Statistics from Pennsylvania’s Independent Fiscal Office show natural gas accounts for almost 60 percent of the energy generated in the state.

How much energy was produced by so-called green sources? Barely four percent.

Some green activists, like Rep. Danielle Friel Otten (D-Chester), saw Shapiro’s proposal as the avenue to bring about massive environmental and economic change.

She said last month that “inaction on climate is not an option.” Otten also criticized the state for being in the bottom five in the U.S. for the amount of alternative energy that’s used to power homes and businesses.

Friel sponsored Shapiro’s Pennsylvania Reliable Energy Sustainability Standard (PRESS) proposal in the House. PRESS would have set new alternative energy standards to encourage additional investments in so-called clean energy sources.

Sources tell DVJournal PRESS is not expected to pass.

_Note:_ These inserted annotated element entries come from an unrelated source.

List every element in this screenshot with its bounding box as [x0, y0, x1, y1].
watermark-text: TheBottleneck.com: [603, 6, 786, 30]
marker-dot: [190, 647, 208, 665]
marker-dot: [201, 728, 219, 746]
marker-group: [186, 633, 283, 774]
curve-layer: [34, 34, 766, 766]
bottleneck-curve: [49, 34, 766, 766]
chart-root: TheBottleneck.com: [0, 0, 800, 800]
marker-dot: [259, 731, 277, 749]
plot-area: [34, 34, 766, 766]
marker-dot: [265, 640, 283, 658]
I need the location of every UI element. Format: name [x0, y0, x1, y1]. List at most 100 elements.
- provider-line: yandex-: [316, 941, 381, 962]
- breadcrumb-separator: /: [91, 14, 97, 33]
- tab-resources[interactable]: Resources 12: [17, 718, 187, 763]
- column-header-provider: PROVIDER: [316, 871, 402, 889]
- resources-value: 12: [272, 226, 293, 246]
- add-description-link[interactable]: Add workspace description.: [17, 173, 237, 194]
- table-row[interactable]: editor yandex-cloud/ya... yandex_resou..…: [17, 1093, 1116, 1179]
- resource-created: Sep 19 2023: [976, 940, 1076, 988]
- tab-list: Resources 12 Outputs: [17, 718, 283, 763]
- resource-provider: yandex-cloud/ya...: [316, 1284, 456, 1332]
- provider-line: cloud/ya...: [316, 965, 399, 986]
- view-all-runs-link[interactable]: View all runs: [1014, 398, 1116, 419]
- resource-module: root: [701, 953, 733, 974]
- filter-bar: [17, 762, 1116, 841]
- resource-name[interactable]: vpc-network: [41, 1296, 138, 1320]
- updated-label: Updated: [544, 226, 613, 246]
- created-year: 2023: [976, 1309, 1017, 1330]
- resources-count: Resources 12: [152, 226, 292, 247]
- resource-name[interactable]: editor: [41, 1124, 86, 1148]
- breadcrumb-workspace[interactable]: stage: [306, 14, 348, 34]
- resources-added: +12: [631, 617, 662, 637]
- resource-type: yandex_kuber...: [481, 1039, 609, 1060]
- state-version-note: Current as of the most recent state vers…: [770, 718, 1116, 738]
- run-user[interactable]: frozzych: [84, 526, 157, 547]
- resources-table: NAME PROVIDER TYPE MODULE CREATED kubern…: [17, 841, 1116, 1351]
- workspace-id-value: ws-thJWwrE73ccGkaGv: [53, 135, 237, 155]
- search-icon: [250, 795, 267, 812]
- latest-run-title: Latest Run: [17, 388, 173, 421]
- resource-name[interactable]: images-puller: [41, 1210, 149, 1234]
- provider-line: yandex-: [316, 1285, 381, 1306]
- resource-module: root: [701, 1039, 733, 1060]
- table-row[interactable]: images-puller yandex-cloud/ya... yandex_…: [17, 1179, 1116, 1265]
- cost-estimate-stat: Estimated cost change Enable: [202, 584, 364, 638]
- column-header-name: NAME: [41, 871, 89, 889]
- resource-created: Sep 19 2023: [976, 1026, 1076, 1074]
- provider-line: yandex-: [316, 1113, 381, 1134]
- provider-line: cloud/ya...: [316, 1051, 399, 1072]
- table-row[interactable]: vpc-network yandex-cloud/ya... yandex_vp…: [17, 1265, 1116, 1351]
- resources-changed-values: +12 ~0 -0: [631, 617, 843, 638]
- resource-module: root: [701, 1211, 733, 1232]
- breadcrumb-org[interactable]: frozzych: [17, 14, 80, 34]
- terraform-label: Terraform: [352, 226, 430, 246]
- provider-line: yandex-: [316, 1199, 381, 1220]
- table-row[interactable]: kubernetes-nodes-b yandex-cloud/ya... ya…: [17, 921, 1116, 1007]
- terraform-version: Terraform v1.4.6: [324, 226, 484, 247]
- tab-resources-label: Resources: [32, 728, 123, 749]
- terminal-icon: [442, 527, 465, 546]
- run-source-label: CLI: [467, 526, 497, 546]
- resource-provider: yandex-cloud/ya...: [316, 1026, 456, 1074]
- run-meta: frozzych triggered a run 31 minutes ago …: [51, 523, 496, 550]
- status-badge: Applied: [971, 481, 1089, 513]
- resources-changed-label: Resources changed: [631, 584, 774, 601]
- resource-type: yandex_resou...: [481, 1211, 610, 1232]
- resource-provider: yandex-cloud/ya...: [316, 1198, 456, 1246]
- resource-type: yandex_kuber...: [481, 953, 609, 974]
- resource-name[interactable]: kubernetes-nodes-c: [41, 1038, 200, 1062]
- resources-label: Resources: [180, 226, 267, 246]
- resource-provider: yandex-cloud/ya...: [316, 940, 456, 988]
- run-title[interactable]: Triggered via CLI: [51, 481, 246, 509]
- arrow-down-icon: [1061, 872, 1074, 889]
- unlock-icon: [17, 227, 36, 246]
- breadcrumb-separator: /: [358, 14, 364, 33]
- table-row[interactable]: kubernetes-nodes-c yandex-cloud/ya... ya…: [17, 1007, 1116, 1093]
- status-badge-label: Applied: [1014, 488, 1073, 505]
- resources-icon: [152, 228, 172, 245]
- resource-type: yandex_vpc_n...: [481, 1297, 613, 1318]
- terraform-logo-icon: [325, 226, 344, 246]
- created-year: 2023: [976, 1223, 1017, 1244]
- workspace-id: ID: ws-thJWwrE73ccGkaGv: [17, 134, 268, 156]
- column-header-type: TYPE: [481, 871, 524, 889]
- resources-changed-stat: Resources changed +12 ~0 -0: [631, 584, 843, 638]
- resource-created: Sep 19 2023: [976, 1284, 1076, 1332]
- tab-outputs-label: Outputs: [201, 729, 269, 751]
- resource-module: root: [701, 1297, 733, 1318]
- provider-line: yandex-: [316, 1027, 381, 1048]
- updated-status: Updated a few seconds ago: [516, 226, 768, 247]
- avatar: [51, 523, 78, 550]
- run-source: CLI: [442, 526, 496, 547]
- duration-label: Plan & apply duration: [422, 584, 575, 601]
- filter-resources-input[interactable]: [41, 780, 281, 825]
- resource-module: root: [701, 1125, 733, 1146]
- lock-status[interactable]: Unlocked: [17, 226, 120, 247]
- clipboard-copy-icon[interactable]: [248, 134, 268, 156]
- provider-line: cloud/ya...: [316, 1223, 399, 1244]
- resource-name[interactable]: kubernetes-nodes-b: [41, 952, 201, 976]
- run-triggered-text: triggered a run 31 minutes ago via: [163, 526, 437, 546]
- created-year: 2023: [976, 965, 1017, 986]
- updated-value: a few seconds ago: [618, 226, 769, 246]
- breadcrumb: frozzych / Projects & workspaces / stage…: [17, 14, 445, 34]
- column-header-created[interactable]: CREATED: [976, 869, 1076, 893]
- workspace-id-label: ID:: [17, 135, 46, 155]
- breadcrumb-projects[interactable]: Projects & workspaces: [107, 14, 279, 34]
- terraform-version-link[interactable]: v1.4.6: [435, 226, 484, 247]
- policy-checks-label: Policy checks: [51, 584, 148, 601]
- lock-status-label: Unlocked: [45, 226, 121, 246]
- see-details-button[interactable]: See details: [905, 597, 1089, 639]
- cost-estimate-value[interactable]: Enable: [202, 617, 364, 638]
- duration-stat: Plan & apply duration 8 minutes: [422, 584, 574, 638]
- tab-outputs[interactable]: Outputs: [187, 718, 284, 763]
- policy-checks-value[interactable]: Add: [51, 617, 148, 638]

Not every Democrat in the state legislature favors ending natural gas development in Pennsylvania.

Rep. Ed Neilson (D-Philadelphia) said Tuesday rolling brownouts are possible if the electric grid is forced to rely on solar or wind power. “It’s not dependable. What we have proven year after year after  year is that natural gas and oil [are] dependable energy that do keep the lights on.”

Shapiro’s office declined to comment.